2–8 September 2018.

Jeremiah 23–24 (click to read).

We Christians have a deep hope that everything will work out fine. We know that life isn’t easy, we know that day after day we have to face serious troubles and hardships. But despite all that we still trust God knowing that he is at work behind the scenes weaving everything together into something good.

While it’s important for us to hold onto that hope, it’s also important to remember that the road to that good ending won’t necessarily be easy. When we sit in the surgeon’s office, we too hope that in the end everything will end well. But we know that the road to get there will take us through surgeries and sufferings, through a lot of cutting and pain.

When the prophet Jeremiah looked at the Israelites, he saw a people that had become diseased and sick. In chapter 23, Jeremiah describes the symptoms he sees: the land is full of evil, people love dishonesty and abuse their power, and even religious leaders are involved in all kinds of immorality. In vv. 9–40 what really troubles Jeremiah is that Israel’s other prophets also see this evil, but they just give people good news: Don’t worry, everything will still turn out fine.

At one level it’s true: yes, everything will turn out fine. But Jeremiah knows that to get to that good ending there’s going to have to be some pain, some cutting, and some suffering that happens first. The Israelites will have to stop all the evil they are doing, and they will have to go through judgement for that evil first. Only once they go through that pain can things become better.

Today when we look at the world around us, we too see so much unfairness and so much injustice. People hurt each other and are involved in so much evil. As Christians, we can hold onto the hope that God is leading our world to better things. But we mustn’t forget that the road to get there won’t be easy.

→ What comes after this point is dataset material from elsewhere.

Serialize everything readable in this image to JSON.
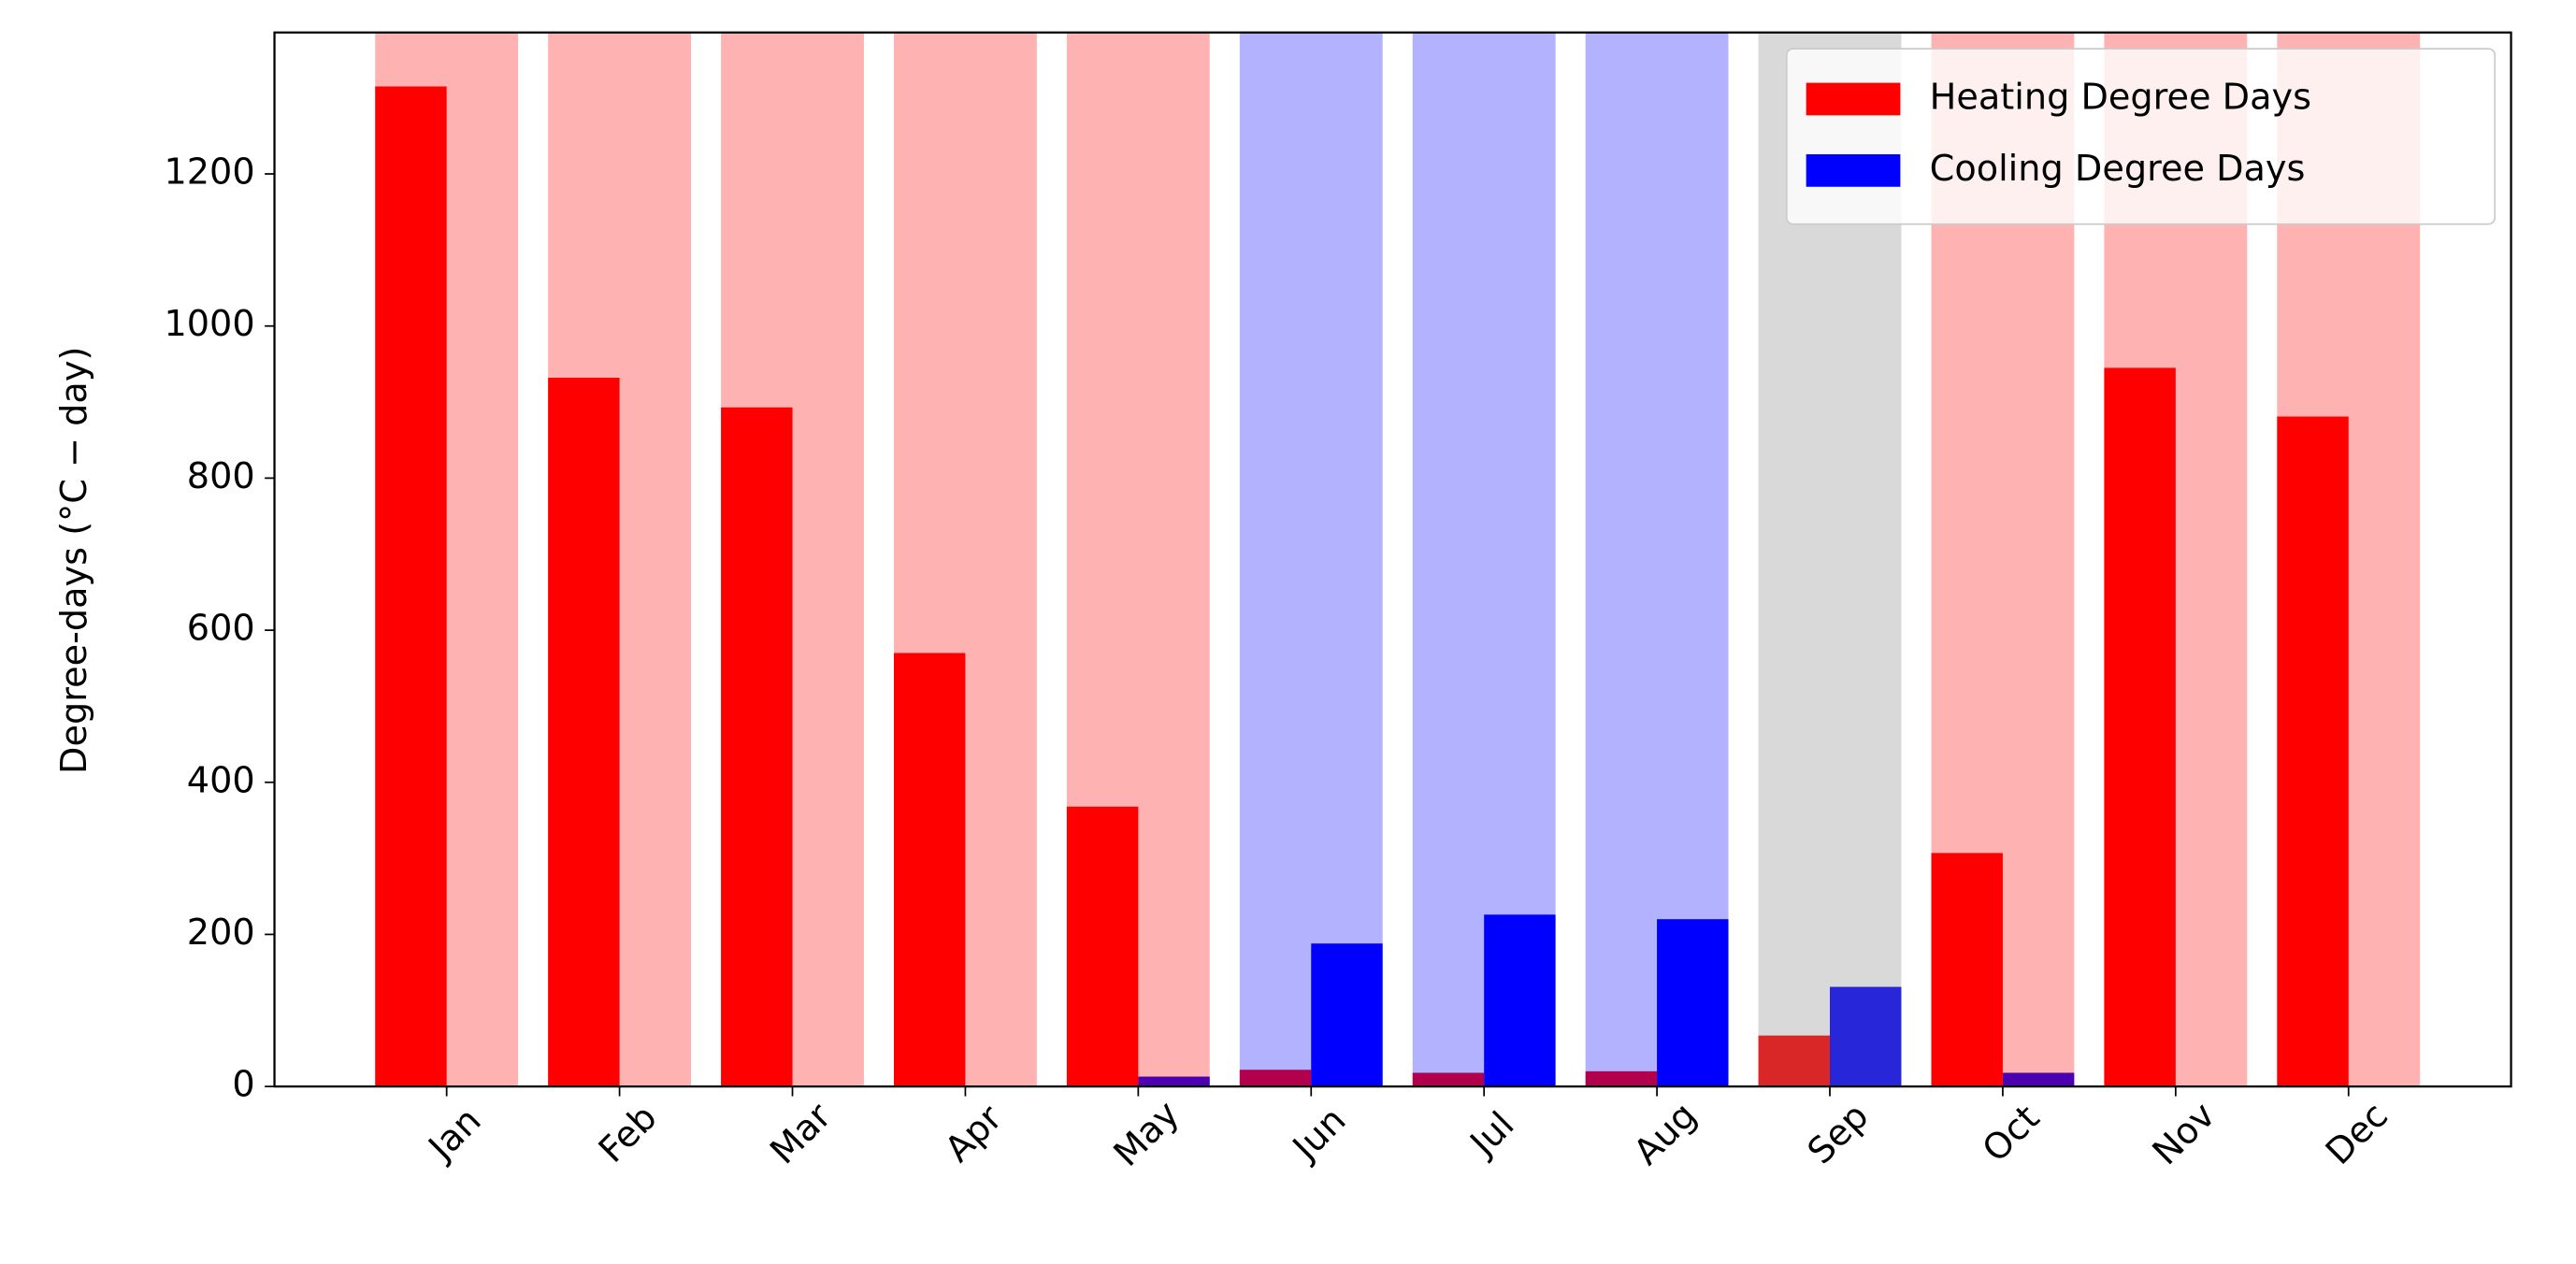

It’s only through God’s judgement, and by demanding an end to all the hate and unfairness around us that things can start to heal. As Christ’s disciples, God wants us to be involved in this work, to bravely stand up and demand things change, to speak out for what is right and good and true.

In Jeremiah’s world and in ours, we all have hope. We know that things will end well. But the only way that can happen is if we first come to terms with God’s judgement on the evil in our lives, and bravely work for an end to that evil and hate.